John Mcreery (jlm@TWICS.COM)
Wed, 5 Apr 1995 11:55:47 JST

As a self-proclaimed male feminist (and a guy who makes his living in
marketing and advertising) I wonder if it mightn't be useful to promote
the work of female anthropologists by talking about work that we,
personally, really like. To start the ball rolling, I'd like to say a few
words about _Crafting Selves_ by Dorinne Kondo. The book is a highly
reflexive one in which Kondo talks openly about coming to Japan as a
strongly committed feminist prepared to be highly critical of what is--
no question about it--a highly sexist society. Her fieldwork, spent
working in a Tokyo confectionary factory, challenged her to reconsider
her assumption that in such a society women should feel oppressed and
miserable. What she writes, however, is far from confirming a sexist's
dream of oriental women delighting in submission. It is, instead, a lucid
account of how human beings use language to craft the selves they see
themselves as being. Three cases are central to the story.

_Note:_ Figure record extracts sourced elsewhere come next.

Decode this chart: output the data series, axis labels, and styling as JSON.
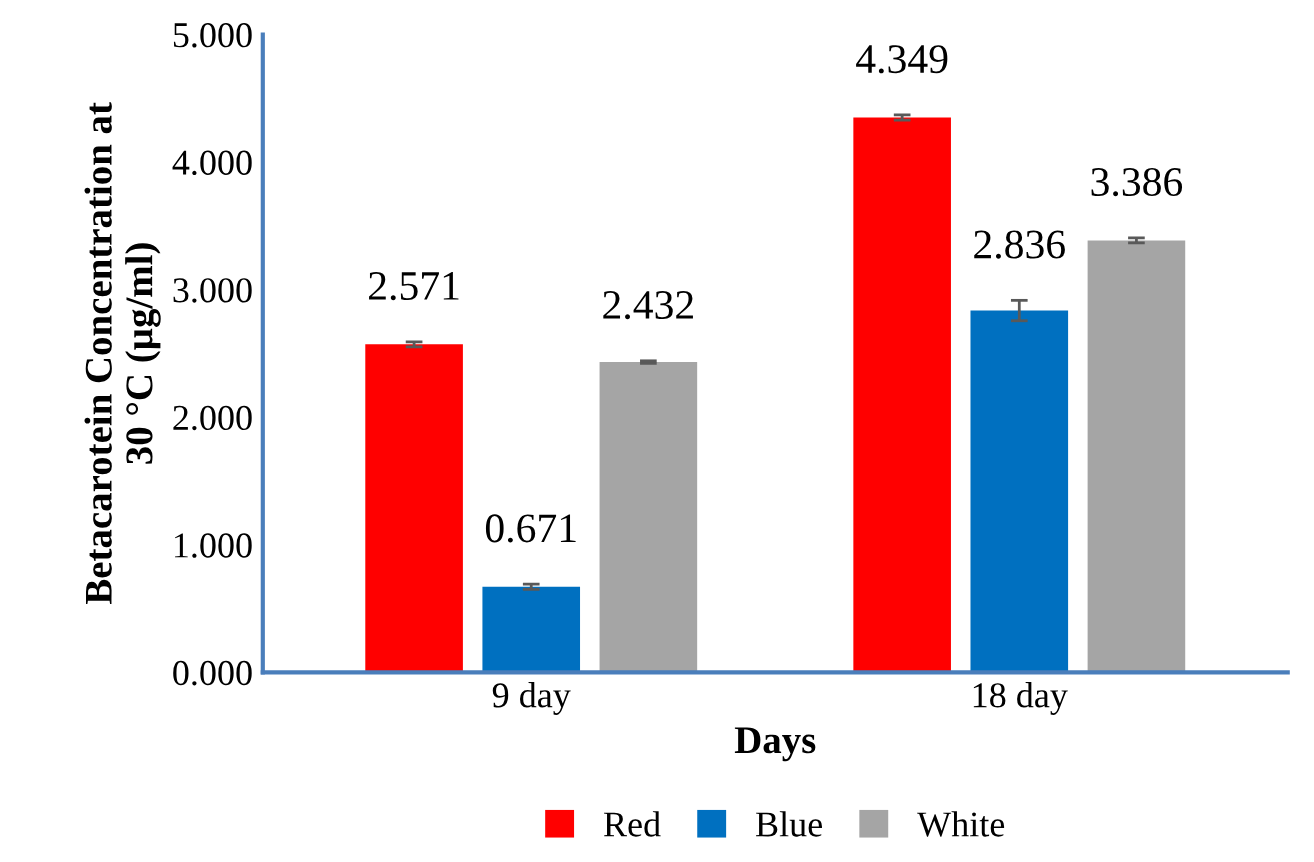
{
  "chart_data": {
    "type": "bar",
    "xlabel": "Days",
    "ylabel": "Betacarotein Concentration at\n30 °C (µg/ml)",
    "categories": [
      "9 day",
      "18 day"
    ],
    "series": [
      {
        "name": "Red",
        "color": "#ff0000",
        "values": [
          2.571,
          4.349
        ],
        "errors": [
          0.02,
          0.02
        ]
      },
      {
        "name": "Blue",
        "color": "#0070c0",
        "values": [
          0.671,
          2.836
        ],
        "errors": [
          0.02,
          0.08
        ]
      },
      {
        "name": "White",
        "color": "#a5a5a5",
        "values": [
          2.432,
          3.386
        ],
        "errors": [
          0.01,
          0.02
        ]
      }
    ],
    "ylim": [
      0,
      5
    ],
    "yticks": [
      {
        "value": 0,
        "label": "0.000"
      },
      {
        "value": 1,
        "label": "1.000"
      },
      {
        "value": 2,
        "label": "2.000"
      },
      {
        "value": 3,
        "label": "3.000"
      },
      {
        "value": 4,
        "label": "4.000"
      },
      {
        "value": 5,
        "label": "5.000"
      }
    ],
    "data_labels": true,
    "legend": "bottom",
    "grid": false
  }
}
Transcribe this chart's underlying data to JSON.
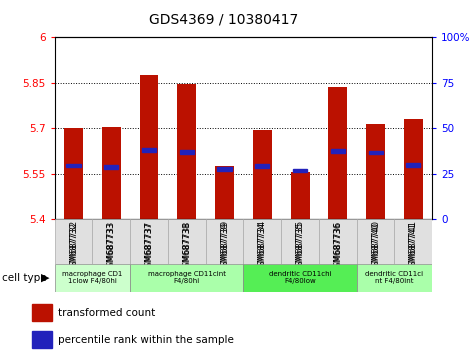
{
  "title": "GDS4369 / 10380417",
  "samples": [
    "GSM687732",
    "GSM687733",
    "GSM687737",
    "GSM687738",
    "GSM687739",
    "GSM687734",
    "GSM687735",
    "GSM687736",
    "GSM687740",
    "GSM687741"
  ],
  "bar_values": [
    5.7,
    5.705,
    5.875,
    5.845,
    5.575,
    5.695,
    5.555,
    5.835,
    5.715,
    5.73
  ],
  "percentile_values": [
    5.578,
    5.572,
    5.628,
    5.622,
    5.566,
    5.576,
    5.561,
    5.626,
    5.62,
    5.58
  ],
  "ymin": 5.4,
  "ymax": 6.0,
  "yticks": [
    5.4,
    5.55,
    5.7,
    5.85,
    6.0
  ],
  "ytick_labels": [
    "5.4",
    "5.55",
    "5.7",
    "5.85",
    "6"
  ],
  "y2ticks": [
    0,
    25,
    50,
    75,
    100
  ],
  "bar_color": "#BB1100",
  "blue_color": "#2222BB",
  "cell_types": [
    {
      "label": "macrophage CD1\n1clow F4/80hi",
      "start": 0,
      "end": 2,
      "color": "#CCFFCC"
    },
    {
      "label": "macrophage CD11cint\nF4/80hi",
      "start": 2,
      "end": 5,
      "color": "#AAFFAA"
    },
    {
      "label": "dendritic CD11chi\nF4/80low",
      "start": 5,
      "end": 8,
      "color": "#55EE55"
    },
    {
      "label": "dendritic CD11ci\nnt F4/80int",
      "start": 8,
      "end": 10,
      "color": "#AAFFAA"
    }
  ],
  "legend_red": "transformed count",
  "legend_blue": "percentile rank within the sample",
  "bar_width": 0.5,
  "grid_yticks": [
    5.55,
    5.7,
    5.85
  ]
}
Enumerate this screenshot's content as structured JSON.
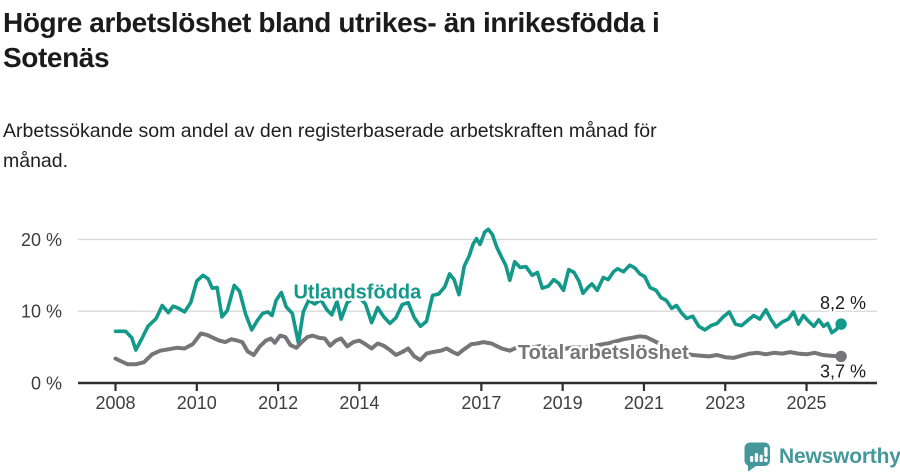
{
  "header": {
    "title_lines": [
      "Högre arbetslöshet bland utrikes- än inrikesfödda i",
      "Sotenäs"
    ],
    "subtitle_lines": [
      "Arbetssökande som andel av den registerbaserade arbetskraften månad för",
      "månad."
    ]
  },
  "chart_data": {
    "type": "line",
    "unit": "%",
    "grid": true,
    "x_axis": {
      "range": [
        2007.9,
        2026.0
      ],
      "ticks": [
        {
          "value": 2008,
          "label": "2008"
        },
        {
          "value": 2010,
          "label": "2010"
        },
        {
          "value": 2012,
          "label": "2012"
        },
        {
          "value": 2014,
          "label": "2014"
        },
        {
          "value": 2017,
          "label": "2017"
        },
        {
          "value": 2019,
          "label": "2019"
        },
        {
          "value": 2021,
          "label": "2021"
        },
        {
          "value": 2023,
          "label": "2023"
        },
        {
          "value": 2025,
          "label": "2025"
        }
      ]
    },
    "y_axis": {
      "range": [
        0,
        22
      ],
      "ticks": [
        {
          "value": 0,
          "label": "0 %"
        },
        {
          "value": 10,
          "label": "10 %"
        },
        {
          "value": 20,
          "label": "20 %"
        }
      ]
    },
    "series": [
      {
        "id": "utlandsfodda",
        "name": "Utlandsfödda",
        "color": "#13998a",
        "stroke_width": 3.6,
        "inline_label": {
          "text": "Utlandsfödda",
          "year": 2013.95,
          "value": 11.8
        },
        "end_value_label": "8,2 %",
        "end_value": 8.2,
        "points": [
          [
            2008.0,
            7.2
          ],
          [
            2008.25,
            7.2
          ],
          [
            2008.4,
            6.3
          ],
          [
            2008.5,
            4.6
          ],
          [
            2008.65,
            6.2
          ],
          [
            2008.8,
            7.9
          ],
          [
            2009.0,
            9.0
          ],
          [
            2009.15,
            10.8
          ],
          [
            2009.3,
            9.8
          ],
          [
            2009.42,
            10.7
          ],
          [
            2009.55,
            10.4
          ],
          [
            2009.7,
            9.9
          ],
          [
            2009.85,
            11.2
          ],
          [
            2010.0,
            14.2
          ],
          [
            2010.15,
            15.0
          ],
          [
            2010.28,
            14.5
          ],
          [
            2010.38,
            13.2
          ],
          [
            2010.5,
            13.3
          ],
          [
            2010.62,
            9.2
          ],
          [
            2010.75,
            10.1
          ],
          [
            2010.92,
            13.6
          ],
          [
            2011.05,
            12.8
          ],
          [
            2011.2,
            9.6
          ],
          [
            2011.35,
            7.4
          ],
          [
            2011.5,
            8.8
          ],
          [
            2011.62,
            9.7
          ],
          [
            2011.75,
            9.9
          ],
          [
            2011.85,
            9.4
          ],
          [
            2011.95,
            11.5
          ],
          [
            2012.08,
            12.6
          ],
          [
            2012.2,
            10.6
          ],
          [
            2012.35,
            9.7
          ],
          [
            2012.5,
            5.6
          ],
          [
            2012.62,
            9.9
          ],
          [
            2012.75,
            11.5
          ],
          [
            2012.9,
            11.0
          ],
          [
            2013.05,
            11.6
          ],
          [
            2013.2,
            10.2
          ],
          [
            2013.32,
            9.5
          ],
          [
            2013.45,
            11.4
          ],
          [
            2013.55,
            8.9
          ],
          [
            2013.7,
            11.2
          ],
          [
            2013.85,
            11.8
          ],
          [
            2014.0,
            11.9
          ],
          [
            2014.15,
            11.0
          ],
          [
            2014.3,
            8.4
          ],
          [
            2014.45,
            10.5
          ],
          [
            2014.6,
            9.2
          ],
          [
            2014.75,
            8.3
          ],
          [
            2014.9,
            9.1
          ],
          [
            2015.05,
            10.9
          ],
          [
            2015.2,
            11.2
          ],
          [
            2015.35,
            9.1
          ],
          [
            2015.5,
            7.9
          ],
          [
            2015.65,
            8.6
          ],
          [
            2015.8,
            12.2
          ],
          [
            2015.95,
            12.4
          ],
          [
            2016.1,
            13.4
          ],
          [
            2016.22,
            15.2
          ],
          [
            2016.33,
            14.4
          ],
          [
            2016.45,
            12.3
          ],
          [
            2016.58,
            16.3
          ],
          [
            2016.7,
            17.7
          ],
          [
            2016.8,
            19.4
          ],
          [
            2016.88,
            20.1
          ],
          [
            2016.97,
            19.3
          ],
          [
            2017.08,
            21.0
          ],
          [
            2017.17,
            21.4
          ],
          [
            2017.27,
            20.7
          ],
          [
            2017.38,
            18.9
          ],
          [
            2017.5,
            17.5
          ],
          [
            2017.6,
            16.4
          ],
          [
            2017.7,
            14.3
          ],
          [
            2017.82,
            16.9
          ],
          [
            2017.95,
            16.1
          ],
          [
            2018.1,
            16.2
          ],
          [
            2018.25,
            15.0
          ],
          [
            2018.38,
            15.4
          ],
          [
            2018.5,
            13.2
          ],
          [
            2018.65,
            13.5
          ],
          [
            2018.78,
            14.4
          ],
          [
            2018.9,
            13.9
          ],
          [
            2019.02,
            12.9
          ],
          [
            2019.15,
            15.8
          ],
          [
            2019.28,
            15.4
          ],
          [
            2019.4,
            14.2
          ],
          [
            2019.5,
            12.5
          ],
          [
            2019.62,
            13.3
          ],
          [
            2019.72,
            13.8
          ],
          [
            2019.85,
            12.9
          ],
          [
            2020.0,
            14.7
          ],
          [
            2020.12,
            14.4
          ],
          [
            2020.25,
            15.5
          ],
          [
            2020.35,
            15.9
          ],
          [
            2020.5,
            15.5
          ],
          [
            2020.65,
            16.4
          ],
          [
            2020.78,
            16.0
          ],
          [
            2020.9,
            15.2
          ],
          [
            2021.02,
            14.8
          ],
          [
            2021.15,
            13.3
          ],
          [
            2021.3,
            12.9
          ],
          [
            2021.42,
            11.9
          ],
          [
            2021.55,
            11.5
          ],
          [
            2021.68,
            10.4
          ],
          [
            2021.8,
            10.8
          ],
          [
            2021.92,
            9.8
          ],
          [
            2022.05,
            9.0
          ],
          [
            2022.2,
            9.3
          ],
          [
            2022.35,
            7.9
          ],
          [
            2022.5,
            7.4
          ],
          [
            2022.65,
            8.0
          ],
          [
            2022.8,
            8.3
          ],
          [
            2022.95,
            9.2
          ],
          [
            2023.1,
            9.9
          ],
          [
            2023.25,
            8.2
          ],
          [
            2023.4,
            8.0
          ],
          [
            2023.55,
            8.7
          ],
          [
            2023.7,
            9.4
          ],
          [
            2023.85,
            8.9
          ],
          [
            2024.0,
            10.2
          ],
          [
            2024.12,
            8.9
          ],
          [
            2024.25,
            7.8
          ],
          [
            2024.4,
            8.5
          ],
          [
            2024.55,
            8.9
          ],
          [
            2024.68,
            9.9
          ],
          [
            2024.8,
            8.2
          ],
          [
            2024.92,
            9.4
          ],
          [
            2025.05,
            8.6
          ],
          [
            2025.18,
            7.9
          ],
          [
            2025.3,
            8.8
          ],
          [
            2025.42,
            7.9
          ],
          [
            2025.52,
            8.3
          ],
          [
            2025.62,
            7.0
          ],
          [
            2025.72,
            7.4
          ],
          [
            2025.85,
            8.2
          ]
        ]
      },
      {
        "id": "total",
        "name": "Total arbetslöshet",
        "color": "#76757a",
        "stroke_width": 4,
        "inline_label": {
          "text": "Total arbetslöshet",
          "year": 2020.0,
          "value": 3.35
        },
        "end_value_label": "3,7 %",
        "end_value": 3.7,
        "points": [
          [
            2008.0,
            3.4
          ],
          [
            2008.15,
            3.0
          ],
          [
            2008.3,
            2.6
          ],
          [
            2008.5,
            2.6
          ],
          [
            2008.7,
            2.9
          ],
          [
            2008.9,
            4.0
          ],
          [
            2009.1,
            4.5
          ],
          [
            2009.3,
            4.7
          ],
          [
            2009.5,
            4.9
          ],
          [
            2009.7,
            4.8
          ],
          [
            2009.9,
            5.4
          ],
          [
            2010.1,
            6.9
          ],
          [
            2010.25,
            6.7
          ],
          [
            2010.4,
            6.3
          ],
          [
            2010.55,
            5.9
          ],
          [
            2010.7,
            5.7
          ],
          [
            2010.85,
            6.1
          ],
          [
            2011.0,
            5.9
          ],
          [
            2011.12,
            5.7
          ],
          [
            2011.25,
            4.4
          ],
          [
            2011.4,
            3.9
          ],
          [
            2011.55,
            5.1
          ],
          [
            2011.7,
            5.9
          ],
          [
            2011.82,
            6.2
          ],
          [
            2011.92,
            5.6
          ],
          [
            2012.05,
            6.6
          ],
          [
            2012.18,
            6.4
          ],
          [
            2012.3,
            5.3
          ],
          [
            2012.45,
            4.9
          ],
          [
            2012.6,
            5.8
          ],
          [
            2012.72,
            6.4
          ],
          [
            2012.85,
            6.6
          ],
          [
            2013.0,
            6.3
          ],
          [
            2013.15,
            6.2
          ],
          [
            2013.28,
            5.2
          ],
          [
            2013.42,
            5.9
          ],
          [
            2013.55,
            6.2
          ],
          [
            2013.7,
            5.1
          ],
          [
            2013.85,
            5.7
          ],
          [
            2014.0,
            5.9
          ],
          [
            2014.15,
            5.4
          ],
          [
            2014.3,
            4.8
          ],
          [
            2014.45,
            5.5
          ],
          [
            2014.6,
            5.2
          ],
          [
            2014.75,
            4.6
          ],
          [
            2014.9,
            3.9
          ],
          [
            2015.05,
            4.3
          ],
          [
            2015.2,
            4.8
          ],
          [
            2015.35,
            3.7
          ],
          [
            2015.5,
            3.2
          ],
          [
            2015.65,
            4.1
          ],
          [
            2015.8,
            4.3
          ],
          [
            2016.0,
            4.5
          ],
          [
            2016.15,
            4.8
          ],
          [
            2016.3,
            4.3
          ],
          [
            2016.42,
            4.0
          ],
          [
            2016.55,
            4.6
          ],
          [
            2016.75,
            5.4
          ],
          [
            2016.9,
            5.5
          ],
          [
            2017.05,
            5.7
          ],
          [
            2017.25,
            5.5
          ],
          [
            2017.5,
            4.8
          ],
          [
            2017.7,
            4.5
          ],
          [
            2017.9,
            5.0
          ],
          [
            2018.1,
            5.2
          ],
          [
            2018.3,
            5.0
          ],
          [
            2018.5,
            5.2
          ],
          [
            2018.7,
            4.9
          ],
          [
            2018.9,
            4.6
          ],
          [
            2019.1,
            4.8
          ],
          [
            2019.3,
            5.0
          ],
          [
            2019.5,
            4.9
          ],
          [
            2019.7,
            5.1
          ],
          [
            2019.9,
            5.3
          ],
          [
            2020.1,
            5.5
          ],
          [
            2020.3,
            5.8
          ],
          [
            2020.5,
            6.1
          ],
          [
            2020.7,
            6.3
          ],
          [
            2020.9,
            6.5
          ],
          [
            2021.05,
            6.4
          ],
          [
            2021.2,
            6.0
          ],
          [
            2021.4,
            5.4
          ],
          [
            2021.6,
            4.8
          ],
          [
            2021.8,
            4.4
          ],
          [
            2022.0,
            4.1
          ],
          [
            2022.2,
            3.9
          ],
          [
            2022.4,
            3.8
          ],
          [
            2022.6,
            3.7
          ],
          [
            2022.8,
            3.9
          ],
          [
            2023.0,
            3.6
          ],
          [
            2023.2,
            3.5
          ],
          [
            2023.4,
            3.8
          ],
          [
            2023.6,
            4.1
          ],
          [
            2023.8,
            4.2
          ],
          [
            2024.0,
            4.0
          ],
          [
            2024.2,
            4.2
          ],
          [
            2024.4,
            4.1
          ],
          [
            2024.6,
            4.3
          ],
          [
            2024.8,
            4.1
          ],
          [
            2025.0,
            4.0
          ],
          [
            2025.2,
            4.2
          ],
          [
            2025.4,
            3.9
          ],
          [
            2025.6,
            3.8
          ],
          [
            2025.85,
            3.7
          ]
        ]
      }
    ]
  },
  "footer": {
    "brand": "Newsworthy",
    "brand_color": "#45989a"
  }
}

First is a description of life at a Moral Training Center to which the
factory's owner likes to send his employees. Activities at the center are
governed by an explicitly formulated ideology which, predictably,
emphasizes submission to the group and obedience to seniors who
stand in loco parentis. The principles are explicitly formulated, but the
training itself is largely non-verbal: learning through doing in a classic
boot-camp-like rite de passage process. The emphasis on repeated
practice whose goal is perfection of form and the notion that true
learning requires physical embodiment is familiar to anyone familiar
with martial arts.

Second is the autobiography of a senior and highly respected craftsman.
When he talks about himself he talks about the experience of moving
from job to job, staying just long enough to add something to his skill
then moving on. Learning through doing is still central. Loyalty to a group is
replaced by commitment to craft; sensitivity to the seasons and customers'
tastes replacing sensitivity to a group's demands.

Third is an analysis pieced together from interviews with women who
work in the factory. Here Kondo confronts directly that while the Moral
Training Camp has its ideology and the craftsman a well-crafted story,
all that she hears from these women, when she tries to discuss their
work, is fragments . Like the craftsman, these women have moved from
job to job, but the jobs themselves have been varied. There is no story,
no sense of developing craft. The women's stories become coherent only
when they talk about their children and the families on which their
lives are centered. The world of work is a realm of unconnected
memories.

It would, of course, be easy to describe these women as victims of false
consciousness and berate the norms which define their life possibilities.
That Kondo transcends this all-too-easy end to discussion to explore in
detail the ways in which various selves are crafted in what is so often
described as a homogeneous society is a first-class piece of
anthropological writing. It is one I would cheerfully recommend to any
reader, anthropologist or not, a remarkable achievement.